As to all of the items and transactions for which complainant in this suit seeks a division of profits, on the basis of a partnership, the record is conclusive that complainant was not acting as a principal in his own behalf, but it does show that he acted as an agent and subordinate to defendant. As to the “Hill” tract, complainant testified to a conversation with the defendant, as follows:
“We were talking and he says, ‘Joe you know it is going to be quite a jot of expense to handle this Texas land and as I am owner and manager for owners I will have to do a lot of going around to close up these deals.’ * * * ‘It is going to be expensive, do you realize that’ and I said, ‘I will make you a proposition on that $10 an acre if you will pay all the expense I will take $2.50 and give you $7.50’ and he said ‘I will think it over until morning. ’ ’ ’
This statement evidences very strongly an employment and not a partnership. If they were operating under a partnership agreement, all expenses would have come out of the gross profits or commissions. It is further shown in complainant’s testimony that he accepted a twenty-five dollar fee for procuring defendant a two thousand dollar loan, at a time when, as complainant now claims, defendant had ample partnership funds in his hands. In no instance in this voluminous record do we find any testimony tending to show that complainant, as to the items claimed, acted upon his own initiative or independently of defendant’s orders and directions; but the record is replete that the contracts and deals upon which complainant worked and out of which he seeks profits or commissions, were the personal contracts and transactions of the defendant, none of which were assigned to complainant with the knowledge or consent of the owners, and that the complainant was not a co-owner of any of said contracts or a principal in said business. Should the defendant die and complainant seek to wind up the pretended partnership with any of the land owners, the Lee Land Company or others with whom defendant had dealings, each and all could safely answer that they had had no dealings with him, and that the complainant had no interest in their affairs. It is the conclusion of this court that complainant, under the proofs, took no part in a partnership as a principal, and that a partnership is not established.
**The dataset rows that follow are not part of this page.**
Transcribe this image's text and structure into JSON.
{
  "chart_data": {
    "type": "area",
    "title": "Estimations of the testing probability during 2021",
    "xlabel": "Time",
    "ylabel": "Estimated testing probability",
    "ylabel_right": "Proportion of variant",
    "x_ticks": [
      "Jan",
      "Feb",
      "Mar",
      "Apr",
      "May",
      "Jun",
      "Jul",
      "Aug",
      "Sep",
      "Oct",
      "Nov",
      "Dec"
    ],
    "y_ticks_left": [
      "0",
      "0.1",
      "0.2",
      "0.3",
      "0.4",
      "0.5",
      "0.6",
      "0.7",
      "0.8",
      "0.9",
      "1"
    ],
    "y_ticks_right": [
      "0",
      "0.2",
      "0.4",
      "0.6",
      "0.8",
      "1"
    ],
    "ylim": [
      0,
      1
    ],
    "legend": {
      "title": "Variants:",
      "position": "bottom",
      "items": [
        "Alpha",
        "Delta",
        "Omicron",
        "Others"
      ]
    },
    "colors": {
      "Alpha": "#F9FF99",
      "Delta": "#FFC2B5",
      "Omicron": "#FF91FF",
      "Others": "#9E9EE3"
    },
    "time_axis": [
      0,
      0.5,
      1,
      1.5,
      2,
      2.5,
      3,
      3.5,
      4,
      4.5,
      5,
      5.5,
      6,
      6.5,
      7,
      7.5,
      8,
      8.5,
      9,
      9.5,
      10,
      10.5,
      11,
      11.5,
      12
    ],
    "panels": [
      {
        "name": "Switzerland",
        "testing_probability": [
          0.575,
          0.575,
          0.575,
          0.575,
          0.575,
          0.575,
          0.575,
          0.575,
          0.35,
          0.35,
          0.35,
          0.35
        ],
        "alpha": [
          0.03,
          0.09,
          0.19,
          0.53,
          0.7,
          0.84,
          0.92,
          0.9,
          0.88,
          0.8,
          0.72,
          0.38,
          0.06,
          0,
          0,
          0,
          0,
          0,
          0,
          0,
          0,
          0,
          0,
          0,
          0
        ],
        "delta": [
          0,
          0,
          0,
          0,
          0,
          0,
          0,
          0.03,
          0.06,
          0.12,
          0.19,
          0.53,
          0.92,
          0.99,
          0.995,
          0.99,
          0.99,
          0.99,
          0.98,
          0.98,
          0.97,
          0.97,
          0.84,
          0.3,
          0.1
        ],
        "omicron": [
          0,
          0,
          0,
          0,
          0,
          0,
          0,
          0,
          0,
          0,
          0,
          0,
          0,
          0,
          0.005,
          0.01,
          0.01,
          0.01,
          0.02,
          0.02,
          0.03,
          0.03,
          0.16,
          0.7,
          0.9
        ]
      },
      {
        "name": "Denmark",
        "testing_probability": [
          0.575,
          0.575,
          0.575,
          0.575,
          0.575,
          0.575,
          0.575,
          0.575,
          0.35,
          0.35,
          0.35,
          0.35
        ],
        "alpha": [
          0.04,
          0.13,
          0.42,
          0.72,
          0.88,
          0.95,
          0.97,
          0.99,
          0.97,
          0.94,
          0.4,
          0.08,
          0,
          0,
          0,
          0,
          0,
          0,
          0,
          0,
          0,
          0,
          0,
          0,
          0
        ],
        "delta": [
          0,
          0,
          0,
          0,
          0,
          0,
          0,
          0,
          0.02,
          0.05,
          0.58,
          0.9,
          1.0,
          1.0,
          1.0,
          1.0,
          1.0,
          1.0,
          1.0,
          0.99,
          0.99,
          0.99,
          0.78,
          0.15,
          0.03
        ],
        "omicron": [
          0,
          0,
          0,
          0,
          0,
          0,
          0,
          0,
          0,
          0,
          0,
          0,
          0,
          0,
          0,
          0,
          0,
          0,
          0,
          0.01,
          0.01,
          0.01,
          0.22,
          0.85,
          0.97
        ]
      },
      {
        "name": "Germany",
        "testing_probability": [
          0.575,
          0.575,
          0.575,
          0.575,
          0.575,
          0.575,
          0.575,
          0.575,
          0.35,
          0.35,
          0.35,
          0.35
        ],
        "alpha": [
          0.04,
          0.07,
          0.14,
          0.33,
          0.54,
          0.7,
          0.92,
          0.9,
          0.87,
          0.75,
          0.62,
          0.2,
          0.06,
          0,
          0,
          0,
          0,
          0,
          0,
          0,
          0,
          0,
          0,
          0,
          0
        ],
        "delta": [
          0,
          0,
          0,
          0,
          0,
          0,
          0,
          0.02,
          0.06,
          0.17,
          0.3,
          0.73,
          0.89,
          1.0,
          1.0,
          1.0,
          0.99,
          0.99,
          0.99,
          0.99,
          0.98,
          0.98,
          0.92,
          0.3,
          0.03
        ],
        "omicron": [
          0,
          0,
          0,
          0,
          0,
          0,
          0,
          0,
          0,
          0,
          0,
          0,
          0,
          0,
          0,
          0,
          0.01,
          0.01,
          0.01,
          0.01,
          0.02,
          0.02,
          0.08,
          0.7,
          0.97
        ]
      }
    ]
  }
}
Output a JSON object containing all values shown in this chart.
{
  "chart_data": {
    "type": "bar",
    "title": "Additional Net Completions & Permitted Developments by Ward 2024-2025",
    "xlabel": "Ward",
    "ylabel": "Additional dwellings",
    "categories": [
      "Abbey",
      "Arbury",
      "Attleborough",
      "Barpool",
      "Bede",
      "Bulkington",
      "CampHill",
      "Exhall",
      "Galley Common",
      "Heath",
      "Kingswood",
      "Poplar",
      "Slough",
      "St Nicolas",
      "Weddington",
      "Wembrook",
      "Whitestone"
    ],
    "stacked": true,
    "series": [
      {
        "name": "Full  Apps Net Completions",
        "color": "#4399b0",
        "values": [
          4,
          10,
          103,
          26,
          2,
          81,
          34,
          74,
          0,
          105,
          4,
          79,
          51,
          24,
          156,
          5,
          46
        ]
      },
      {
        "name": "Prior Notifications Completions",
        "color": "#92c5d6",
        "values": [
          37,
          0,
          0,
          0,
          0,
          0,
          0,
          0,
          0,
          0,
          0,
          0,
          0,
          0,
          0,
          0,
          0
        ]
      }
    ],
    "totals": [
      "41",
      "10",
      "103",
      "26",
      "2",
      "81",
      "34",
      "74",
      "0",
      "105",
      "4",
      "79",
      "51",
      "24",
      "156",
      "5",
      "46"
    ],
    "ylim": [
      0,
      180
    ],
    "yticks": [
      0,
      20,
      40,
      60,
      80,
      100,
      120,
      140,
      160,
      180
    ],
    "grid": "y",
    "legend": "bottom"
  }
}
Other errors are assigned and argued, and complainant has assigned cross errors, but it would extend this opinion to too great length to undertake to set out and discuss any of them. A determination upon any of them is not necessary to a decision of the case.
For the reasons stated, the decree of the circuit court of McLean county will be reversed and the cause remanded to that court with directions to dismiss the hill for want of equity.
Reversed and remanded with directions.